Dans les relations d'emploi, les cas d'amour-propre blessé, de ressentiments et même d'employés qui se détestent cordialement ne sont pas uniques. Pourtant, on ne peut pas toujours parler de harcèlement dans ces cas-là; le plus souvent, les deux parties ne sont pas sans reproche. Les sanctions disciplinaires ne sont pas nécessairement le meilleur remède pour les problèmes de ce genre, et il est certain que la façon optimale de les contrer n'est pas le recours aveugle aux politiques sur le harcèlement ou à des plaintes de harcèlement, comme cette triste histoire le démontre.

[62]         Les gestes posés par M. Evans à la réunion témoignent d'une erreur de jugement de sa part, ce que la haute direction a reconnu dans sa réponse au grief et que M. Evans a lui-même reconnu lors de l'audience. J'estime que cette erreur de jugement, bien qu'elle soit malheureuse, ne constitue pas une violation de la convention collective.

[10]            Le demandeur sollicite le contrôle judiciaire de la décision de l'arbitre, et son annulation.

POINTS LITIGIEUX

1.          Quelle est la norme de contrôle qui est applicable?

2.          L'arbitre avait-il compétence pour instruire le grief?

3.          L'arbitre a-t-il commis une erreur lorsqu'il a rejeté le grief du demandeur?


ANALYSE

1.         Quelle est la norme de contrôle qui est applicable?

[11]            Selon le demandeur, la norme de contrôle serait la décision manifestement déraisonnable, sauf que l'interprétation d'une convention collective est une question de droit, de telle sorte que la norme s'élèverait à la décision raisonnable. Le demandeur invoque l'arrêt Voice Construction Ltd c. Construction & General Workers' Union, Local 92, [2004] A.C.S. n ° 2. Pour le défendeur, la norme de contrôle de la décision d'un arbitre est la décision manifestement déraisonnable, et cela en raison de la spécialisation de l'arbitre, du vaste contexte des relations de travail au niveau fédéral, enfin du contexte essentiellement factuel.

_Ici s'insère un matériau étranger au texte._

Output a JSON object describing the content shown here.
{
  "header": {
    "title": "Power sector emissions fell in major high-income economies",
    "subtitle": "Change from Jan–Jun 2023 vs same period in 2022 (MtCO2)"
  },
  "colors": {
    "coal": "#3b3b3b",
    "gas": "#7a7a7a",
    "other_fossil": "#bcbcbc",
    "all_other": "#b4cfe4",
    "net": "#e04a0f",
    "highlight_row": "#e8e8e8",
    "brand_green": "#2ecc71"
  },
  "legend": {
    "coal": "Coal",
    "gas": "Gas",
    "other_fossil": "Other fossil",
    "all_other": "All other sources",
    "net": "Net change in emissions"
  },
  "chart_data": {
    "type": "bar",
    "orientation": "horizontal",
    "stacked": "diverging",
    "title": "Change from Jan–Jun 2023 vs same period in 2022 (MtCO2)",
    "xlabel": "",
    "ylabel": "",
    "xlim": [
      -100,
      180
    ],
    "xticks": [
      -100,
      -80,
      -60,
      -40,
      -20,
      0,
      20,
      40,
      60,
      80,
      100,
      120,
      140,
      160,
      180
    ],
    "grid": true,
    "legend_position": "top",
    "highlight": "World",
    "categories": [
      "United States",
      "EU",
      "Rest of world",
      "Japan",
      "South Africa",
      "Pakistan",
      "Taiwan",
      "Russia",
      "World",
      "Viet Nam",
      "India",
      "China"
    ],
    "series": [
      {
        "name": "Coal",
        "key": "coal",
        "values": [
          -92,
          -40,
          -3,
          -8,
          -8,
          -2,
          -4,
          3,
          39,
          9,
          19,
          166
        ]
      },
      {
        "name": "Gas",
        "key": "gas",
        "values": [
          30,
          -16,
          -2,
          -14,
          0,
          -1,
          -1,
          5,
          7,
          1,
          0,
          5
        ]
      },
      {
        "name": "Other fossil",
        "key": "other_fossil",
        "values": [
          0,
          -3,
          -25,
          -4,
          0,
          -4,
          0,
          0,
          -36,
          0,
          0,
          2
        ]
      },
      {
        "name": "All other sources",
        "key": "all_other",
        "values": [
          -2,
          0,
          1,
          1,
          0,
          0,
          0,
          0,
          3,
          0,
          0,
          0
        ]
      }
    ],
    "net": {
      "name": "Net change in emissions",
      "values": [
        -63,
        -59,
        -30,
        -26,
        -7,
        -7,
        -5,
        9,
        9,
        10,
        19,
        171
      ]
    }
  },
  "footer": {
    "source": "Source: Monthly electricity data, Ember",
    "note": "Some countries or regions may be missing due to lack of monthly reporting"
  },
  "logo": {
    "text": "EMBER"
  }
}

[12]            L'application de l'approche pragmatique et fonctionnelle exposée dans l'arrêt Dr. Q c. College of Physicians and Surgeons of BC, [2003] 1 R.C.S. 226, conduit à l'analyse suivante.

[13]            Il n'y a dans la LRTFP aucune clause privative, mais cela ne suffit pas à amoindrir la tradition de longue date selon laquelle, lorsqu'il s'agit de l'interprétation et de l'application de conventions collectives, la norme est la décision raisonnable. Ainsi que l'écrivait la Cour d'appel fédérale dans l'arrêt Barry c. Conseil du Trésor (1997) 221 N.R. 237, au paragraphe 3 :


En toute déférence, nous sommes d'avis que la norme de contrôle adoptée par le juge des requêtes est contraire aux enseignements de la Cour suprême. Il est vrai qu'avant l'abrogation de la clause privative, la Cour suprême avait statué dans Canada (Procureur général) c. AFPC [1993] 1 R.C.S. 941 ("AFPC no 2") que la norme de contrôle appropriée au regard des décisions d'un arbitre agissant en vertu de la Loi était de déterminer si la décision était "manifestement déraisonnable". À notre avis, rien n'a changé du fait de l'abrogation de la clause privative. Dans Fraternité unie des charpentiers et menuisiers d'Amérique, section locale 579 c. Bradco Construction Ltd., [1993] 2 R.C.S. 316, aux pp. 337 et 338, le juge Sopinka, s'exprimant au nom de la Cour, a statué que, même en l'absence d'une clause privative, la norme de contrôle pour les décisions arbitrales portant sur l'interprétation des conventions collectives est circonscrite par la notion du caractère manifestement déraisonnable :

Dans un certain nombre d'arrêts antérieurs, notre Cour a indiqué que les tribunaux devraient faire preuve de retenue à l'égard des décisions arbitrales qui interprètent une convention collective, même en l'absence de clause privative. Par exemple, dans l'arrêt Douglas Aircraft Co. of Canada c. McConnell, [1980] 1 R.C.S. 245, aux pp. 275 et 276, le juge Estey fait l'observation suivante, à laquelle souscrit le reste de la Cour : le droit relatif au contrôle judiciaire a évolué, même en l'absence de clause privative, au point où l'on reconnaît l'objectif de l'arbitrage prévu par la loi mais d'origine contractuelle, soit le règlement rapide, sûr et peu coûteux des différends sans interruption du travail des parties. L'étendue du pouvoir de révision ne fait que refléter cet objectif s'il ne s'intéresse qu'aux questions de droit à incidences juridictionnelles.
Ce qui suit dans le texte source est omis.